Red Hat baut sein Entwicklerportfolio für agentische KI weiter aus. Neue Funktionen in Red Hat Desktop und der Advanced Developer Suite sollen die Entwicklung und den produktiven Betrieb von KI-Agenten vereinfachen. Im Fokus stehen lokale Entwicklungsumgebungen, Sicherheitsfunktionen und Hybrid-Cloud-Szenarien. Zudem erweitert Red Hat die Integration externer KI-Tools.
Red Hat hat auf dem Red Hat Summit 2026 neue Funktionen für die Entwicklung und den Betrieb agentischer KI vorgestellt. Ziel der Erweiterungen ist es, den Übergang von lokal entwickelten KI-Agenten hin zu produktiven Anwendungen in Hybrid-Cloud-Umgebungen zu vereinfachen.
Im Mittelpunkt stehen dabei neue Funktionen in Red Hat Desktop sowie Erweiterungen der Red Hat Advanced Developer Suite. Beide Plattformen sollen Entwicklern eine konsistente Umgebung für die Entwicklung, Absicherung und Skalierung KI-basierter Anwendungen bieten.
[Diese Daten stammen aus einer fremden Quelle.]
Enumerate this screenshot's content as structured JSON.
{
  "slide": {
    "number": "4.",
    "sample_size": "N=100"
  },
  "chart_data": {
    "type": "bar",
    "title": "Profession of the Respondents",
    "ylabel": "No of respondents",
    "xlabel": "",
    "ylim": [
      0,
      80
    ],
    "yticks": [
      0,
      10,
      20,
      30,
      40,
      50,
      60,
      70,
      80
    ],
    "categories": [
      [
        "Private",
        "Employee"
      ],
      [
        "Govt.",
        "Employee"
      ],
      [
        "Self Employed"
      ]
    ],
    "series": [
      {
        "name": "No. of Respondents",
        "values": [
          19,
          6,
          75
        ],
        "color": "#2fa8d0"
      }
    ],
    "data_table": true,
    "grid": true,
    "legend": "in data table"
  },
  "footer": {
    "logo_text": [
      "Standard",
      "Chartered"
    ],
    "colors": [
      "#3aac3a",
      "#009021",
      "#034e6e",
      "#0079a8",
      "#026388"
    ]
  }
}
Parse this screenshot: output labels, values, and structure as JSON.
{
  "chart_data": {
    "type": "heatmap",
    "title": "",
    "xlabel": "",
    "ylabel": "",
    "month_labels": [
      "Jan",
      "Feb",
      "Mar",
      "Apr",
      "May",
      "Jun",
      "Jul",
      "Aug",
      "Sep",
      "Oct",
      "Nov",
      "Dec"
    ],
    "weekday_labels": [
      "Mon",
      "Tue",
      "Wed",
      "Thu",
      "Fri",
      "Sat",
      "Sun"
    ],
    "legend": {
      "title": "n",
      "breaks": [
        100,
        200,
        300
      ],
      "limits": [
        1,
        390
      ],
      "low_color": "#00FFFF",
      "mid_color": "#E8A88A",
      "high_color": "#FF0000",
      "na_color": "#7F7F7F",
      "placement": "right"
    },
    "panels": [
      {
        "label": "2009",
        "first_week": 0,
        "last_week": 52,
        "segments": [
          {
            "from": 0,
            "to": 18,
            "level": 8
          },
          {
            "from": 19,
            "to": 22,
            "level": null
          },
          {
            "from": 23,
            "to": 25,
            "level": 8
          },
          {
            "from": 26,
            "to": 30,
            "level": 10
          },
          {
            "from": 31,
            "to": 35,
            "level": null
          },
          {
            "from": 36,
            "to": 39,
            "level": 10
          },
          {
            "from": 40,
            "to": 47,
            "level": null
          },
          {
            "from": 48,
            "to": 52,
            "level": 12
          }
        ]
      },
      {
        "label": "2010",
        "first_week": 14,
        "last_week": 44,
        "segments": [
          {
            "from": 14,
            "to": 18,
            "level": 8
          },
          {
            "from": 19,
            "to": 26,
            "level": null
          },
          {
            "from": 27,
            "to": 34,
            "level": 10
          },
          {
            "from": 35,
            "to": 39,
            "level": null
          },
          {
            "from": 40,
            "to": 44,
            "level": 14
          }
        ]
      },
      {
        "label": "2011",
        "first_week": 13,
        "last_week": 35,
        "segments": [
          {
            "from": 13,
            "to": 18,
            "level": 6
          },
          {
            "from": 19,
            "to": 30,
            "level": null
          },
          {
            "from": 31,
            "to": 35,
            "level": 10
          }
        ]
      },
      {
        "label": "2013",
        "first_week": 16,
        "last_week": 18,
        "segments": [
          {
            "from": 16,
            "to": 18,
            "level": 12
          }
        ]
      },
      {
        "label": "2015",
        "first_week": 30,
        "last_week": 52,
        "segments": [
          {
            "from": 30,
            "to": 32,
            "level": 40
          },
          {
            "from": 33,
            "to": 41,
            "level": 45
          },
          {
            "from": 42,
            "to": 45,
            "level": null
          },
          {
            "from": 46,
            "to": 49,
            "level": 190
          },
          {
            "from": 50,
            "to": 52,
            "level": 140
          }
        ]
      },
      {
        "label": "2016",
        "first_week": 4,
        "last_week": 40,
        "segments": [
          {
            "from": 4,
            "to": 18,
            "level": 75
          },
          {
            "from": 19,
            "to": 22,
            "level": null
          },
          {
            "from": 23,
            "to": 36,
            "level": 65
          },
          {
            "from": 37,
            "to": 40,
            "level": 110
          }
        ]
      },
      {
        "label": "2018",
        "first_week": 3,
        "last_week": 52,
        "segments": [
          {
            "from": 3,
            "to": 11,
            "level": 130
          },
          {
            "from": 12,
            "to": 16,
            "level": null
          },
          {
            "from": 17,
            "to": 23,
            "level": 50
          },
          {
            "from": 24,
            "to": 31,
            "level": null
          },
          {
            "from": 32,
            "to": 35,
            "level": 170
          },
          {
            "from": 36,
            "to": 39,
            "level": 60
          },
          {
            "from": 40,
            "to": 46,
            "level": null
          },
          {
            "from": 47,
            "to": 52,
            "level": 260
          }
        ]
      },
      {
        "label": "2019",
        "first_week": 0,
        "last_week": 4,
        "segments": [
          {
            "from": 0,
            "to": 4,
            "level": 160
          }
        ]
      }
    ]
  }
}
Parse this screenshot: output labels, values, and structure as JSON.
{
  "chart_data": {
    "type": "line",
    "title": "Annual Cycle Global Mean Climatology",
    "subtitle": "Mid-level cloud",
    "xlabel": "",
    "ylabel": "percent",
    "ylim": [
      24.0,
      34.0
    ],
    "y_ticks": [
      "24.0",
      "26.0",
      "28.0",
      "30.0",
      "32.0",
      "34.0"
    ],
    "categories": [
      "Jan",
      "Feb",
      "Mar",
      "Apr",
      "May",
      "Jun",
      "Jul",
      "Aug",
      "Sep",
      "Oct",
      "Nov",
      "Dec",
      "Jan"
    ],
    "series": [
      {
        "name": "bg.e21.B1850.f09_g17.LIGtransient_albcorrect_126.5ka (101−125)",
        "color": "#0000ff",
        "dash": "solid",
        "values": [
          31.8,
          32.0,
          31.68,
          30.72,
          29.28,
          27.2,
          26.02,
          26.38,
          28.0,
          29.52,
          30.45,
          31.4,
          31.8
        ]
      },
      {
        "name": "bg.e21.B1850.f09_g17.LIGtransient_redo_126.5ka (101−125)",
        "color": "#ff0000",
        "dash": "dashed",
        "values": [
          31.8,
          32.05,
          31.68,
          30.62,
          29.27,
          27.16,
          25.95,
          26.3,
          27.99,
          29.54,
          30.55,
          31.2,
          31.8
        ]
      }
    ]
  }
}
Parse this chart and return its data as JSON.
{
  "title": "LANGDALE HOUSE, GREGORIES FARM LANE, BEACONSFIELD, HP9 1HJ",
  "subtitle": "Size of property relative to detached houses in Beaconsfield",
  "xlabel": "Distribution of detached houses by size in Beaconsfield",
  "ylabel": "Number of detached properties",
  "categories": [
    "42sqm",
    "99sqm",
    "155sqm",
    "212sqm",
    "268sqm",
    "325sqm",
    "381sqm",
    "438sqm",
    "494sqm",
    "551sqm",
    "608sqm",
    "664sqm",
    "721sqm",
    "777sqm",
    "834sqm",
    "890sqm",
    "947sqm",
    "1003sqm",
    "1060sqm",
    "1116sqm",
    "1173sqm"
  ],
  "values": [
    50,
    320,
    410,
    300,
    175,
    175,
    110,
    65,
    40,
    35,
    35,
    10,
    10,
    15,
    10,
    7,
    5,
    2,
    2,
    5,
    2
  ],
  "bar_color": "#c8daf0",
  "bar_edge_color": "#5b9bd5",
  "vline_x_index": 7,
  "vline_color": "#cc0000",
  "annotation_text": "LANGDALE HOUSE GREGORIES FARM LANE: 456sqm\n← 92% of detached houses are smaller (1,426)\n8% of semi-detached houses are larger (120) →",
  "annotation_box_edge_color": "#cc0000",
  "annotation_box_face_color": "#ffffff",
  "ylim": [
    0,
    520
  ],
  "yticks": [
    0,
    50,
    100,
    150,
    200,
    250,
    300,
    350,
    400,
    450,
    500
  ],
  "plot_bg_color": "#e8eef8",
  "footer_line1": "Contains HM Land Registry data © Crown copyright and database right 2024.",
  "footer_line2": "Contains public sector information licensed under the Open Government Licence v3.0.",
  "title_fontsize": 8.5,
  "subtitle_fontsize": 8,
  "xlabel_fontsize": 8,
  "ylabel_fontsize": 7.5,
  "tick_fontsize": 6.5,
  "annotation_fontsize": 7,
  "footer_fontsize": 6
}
Red Hat Desktop erhält kommerziellen Support
Mit Red Hat Desktop bietet das Unternehmen erstmals kommerziellen Support für die Red Hat Build Version von Podman Desktop. Die Plattform dient als lokale Grundlage für Container- und KI-Entwicklung.
Neu hinzu kommt ein isoliertes Sandboxing für KI-Agenten. Entwickler können Agenten damit in einer geschützten Umgebung testen, ohne dass Aktionen direkten Einfluss auf das Betriebssystem haben.
Red Hat will damit insbesondere die sichere Entwicklung agentischer KI-Anwendungen vereinfachen.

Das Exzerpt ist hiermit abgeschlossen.